Kadınların hayatına dokunarak müzik yapan grup 'AlaMor'

09:01

Öykü Dilara Keskin/JINHA

İSTANBUL - Kadın direnişiyle toplumsal mücadeleyi harmanlayan AlaMor, kadınların yaşamına dokunarak var oluş için müzik yaptıklarını belirtiyor.

Kadın mücadelesini müzikle buluşturan AlaMor, 2013 yılında Yüz Çiçek Açsın Kültür Merkezi'nde kadınlar tarafından kuruldu. İşçi, ev emekçisi, devrimci kadınlara yeni bir soluk olan AlaMor, toplumsal direnişle kadın mücadelesini harmanlıyor. Şarkı seçimlerini de cinsiyetçi söylemlerinden arınmış olarak yapan AlaMor, yaptıkları atölye çalışmalarıyla da kadınlara dokunuyor. AlaMor'dan Nilüfer Akta, AlaMor ismini toplumsal mücadelenin ve kadın özgürlük mücadelesinin renklerinden aldıklarını söyledi.

'Sanat cephesinden ses olmak'

AlaMor'un kuruluş amaçlarından birinin de sanatta kadın duyarlılığını geliştirmek olduğunu belirten Nilüfer, "Kadınların sesine yada kadınların dayanışmasına sanat cephesinden bir ses olabilmektir" dedi. Erkek egemen zihniyete karşı kadınların her alanda mücadele verdiğini ifade eden Nilüfer, "Bir kadın, hayatında müziği bir amaç haline getirmekte zorlanabiliyor. Evlendiği zaman müziği bırakmak zorunda kalabiliyor. Varoluş mücadelesi içerisinde hayatını devam ettirebilmesi için çalışmak zorunda kalması gibi nedenlerden kadınlar müzik yapamıyorlar" şeklinde konuştu. AlaMor olarak, bu baskı ve zorluklara karşı müzik yapabilmek için mücadele ettiklerini dile getiren Nilüfer, en büyük amaçlarının kadınları bir araya getirmek olduğunu sözlerine ekledi.

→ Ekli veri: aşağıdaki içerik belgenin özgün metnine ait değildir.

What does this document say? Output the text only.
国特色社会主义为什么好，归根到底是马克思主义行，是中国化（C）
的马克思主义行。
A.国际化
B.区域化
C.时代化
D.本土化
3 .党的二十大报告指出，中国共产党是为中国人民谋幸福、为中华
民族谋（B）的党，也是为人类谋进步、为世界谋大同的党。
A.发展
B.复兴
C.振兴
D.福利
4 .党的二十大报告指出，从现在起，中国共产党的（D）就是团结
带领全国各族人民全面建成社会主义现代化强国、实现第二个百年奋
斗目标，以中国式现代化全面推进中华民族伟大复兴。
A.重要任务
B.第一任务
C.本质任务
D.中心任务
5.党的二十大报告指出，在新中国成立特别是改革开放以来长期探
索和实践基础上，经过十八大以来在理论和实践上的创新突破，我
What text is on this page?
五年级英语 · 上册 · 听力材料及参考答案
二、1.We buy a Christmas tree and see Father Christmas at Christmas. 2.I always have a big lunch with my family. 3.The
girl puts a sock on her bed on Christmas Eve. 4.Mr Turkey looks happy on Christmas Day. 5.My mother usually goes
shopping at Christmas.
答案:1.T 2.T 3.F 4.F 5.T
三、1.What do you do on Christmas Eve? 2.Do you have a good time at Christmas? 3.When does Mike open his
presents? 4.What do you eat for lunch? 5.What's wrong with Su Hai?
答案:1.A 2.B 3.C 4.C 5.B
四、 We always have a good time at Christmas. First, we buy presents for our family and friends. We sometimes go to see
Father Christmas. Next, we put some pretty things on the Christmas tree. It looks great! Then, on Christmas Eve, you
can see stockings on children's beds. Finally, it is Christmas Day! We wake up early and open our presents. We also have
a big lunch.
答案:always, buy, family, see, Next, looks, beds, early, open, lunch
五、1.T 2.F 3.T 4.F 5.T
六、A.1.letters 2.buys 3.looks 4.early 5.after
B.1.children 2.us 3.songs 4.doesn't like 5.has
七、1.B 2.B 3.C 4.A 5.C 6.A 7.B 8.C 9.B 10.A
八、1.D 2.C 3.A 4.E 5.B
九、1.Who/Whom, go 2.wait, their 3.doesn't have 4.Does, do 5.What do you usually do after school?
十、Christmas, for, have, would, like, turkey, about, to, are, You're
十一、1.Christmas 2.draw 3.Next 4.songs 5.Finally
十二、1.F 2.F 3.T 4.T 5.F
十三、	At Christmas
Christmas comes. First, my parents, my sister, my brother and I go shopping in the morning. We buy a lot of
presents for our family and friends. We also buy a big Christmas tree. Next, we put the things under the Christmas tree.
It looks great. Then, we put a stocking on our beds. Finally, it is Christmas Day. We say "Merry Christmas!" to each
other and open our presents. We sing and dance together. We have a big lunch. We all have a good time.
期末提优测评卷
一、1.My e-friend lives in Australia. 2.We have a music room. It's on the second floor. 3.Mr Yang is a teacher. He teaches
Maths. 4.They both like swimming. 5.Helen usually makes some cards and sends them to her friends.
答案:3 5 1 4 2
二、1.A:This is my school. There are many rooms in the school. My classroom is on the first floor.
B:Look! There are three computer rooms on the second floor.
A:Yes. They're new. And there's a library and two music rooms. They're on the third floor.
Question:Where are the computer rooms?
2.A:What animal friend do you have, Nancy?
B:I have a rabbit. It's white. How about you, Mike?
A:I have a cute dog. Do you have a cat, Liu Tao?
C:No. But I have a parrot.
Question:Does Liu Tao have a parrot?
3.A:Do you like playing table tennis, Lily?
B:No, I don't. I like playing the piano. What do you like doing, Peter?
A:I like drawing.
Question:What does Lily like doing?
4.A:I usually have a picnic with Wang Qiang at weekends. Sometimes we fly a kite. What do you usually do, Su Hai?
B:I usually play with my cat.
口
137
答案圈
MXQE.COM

'Amacımız kadının sesini duyurmak'

AlaMor'un bütün süreçlerin parçası olduğunu söyleyen Nilüfer, "Bizim ilk amacımız kadınların sesini duyurmaktı. Kadınlar bize gelip heyecanlandıkları söylüyorlar. Bu anlamda bizim var oluşumuz eşitliğin bir parçasıdır" diye belirtti. Bazı şarkıların cinsiyetçiliğe hizmet ettiğini kaydeden Nilüfer, "AlaMor 7 kadınla oluştu. Amaç kadın dayanışmasını oluşturdu. Bir yıl sonrada kadın ritim atölyesi kurduk. Birçok kadının da buna ihtiyacı vardı. Ve bu aynı zamanda politik bir çalışmaydı" ifadesinde bulundu.

'Marşlarda cinsiyetçilik olabiliyor'

Bazı marşlarda cinsiyetçiliğin olduğunu söyleyen Nilüfer, "Beyaz Gelinlik marşında aslında cinsiyetçilik var. Vatan bir kadın olarak görülüyor, savaş koşullarında da böyledir. Oradan şunu anlıyoruz; tüm devrimciler erkektir. Bu bir örnektir ama bu marşlarda da dikkat ederek tartışıyoruz. Erkek egemen zihniyetin şarkılarda nasıl yaşadığını tartışıyoruz" diye vurguladı.

'İlk savaştığımız şey algılarımızdır'

Grubun bir diğer üyesi Gülçin Özer ise, repertuarı müzik topluluğundan kadınların kolektif kararıyla aldıklarını söyledi. "Mücadele eden insanların yaptığı sanat, genellikle sanatsal estetikten ödün veriyor. Bizim için her şeyden önce kadınların bir araya gelip erkeğin olmadığı bir alanda üretim yapabilmektir" diyen Gülçin, "İlk savaştığımız şeylerden bir tanesi kendi algılarımızdır. Üretmenin değeri, varoluş mücadelesinin değeridir" diye vurguladı.

'Kadınların duygularını müzikle ortaya çıkarmak istiyoruz'

Kadınların bir arada olarak üretmesinin çok önemli olduğunun altını çizen Gülçin, düzenledikleri atölye ve provalarla birlikte üretimi keşfettiklerini kaydetti. Gülçin, "Yıllardır sanat denince aklımıza burjuva sınıfı geldi. Ama bu çalışmalarımızın amaçlarından biri de işçi bir kadının, emekçi bir kadının içindeki sanatı, duygularını müzik aracılığıyla çıkartmak istiyoruz. Bir anlayış yaratmaya çalışıyoruz. Keşfettiğimiz şeyleri paylaşmak istiyoruz" diye konuştu.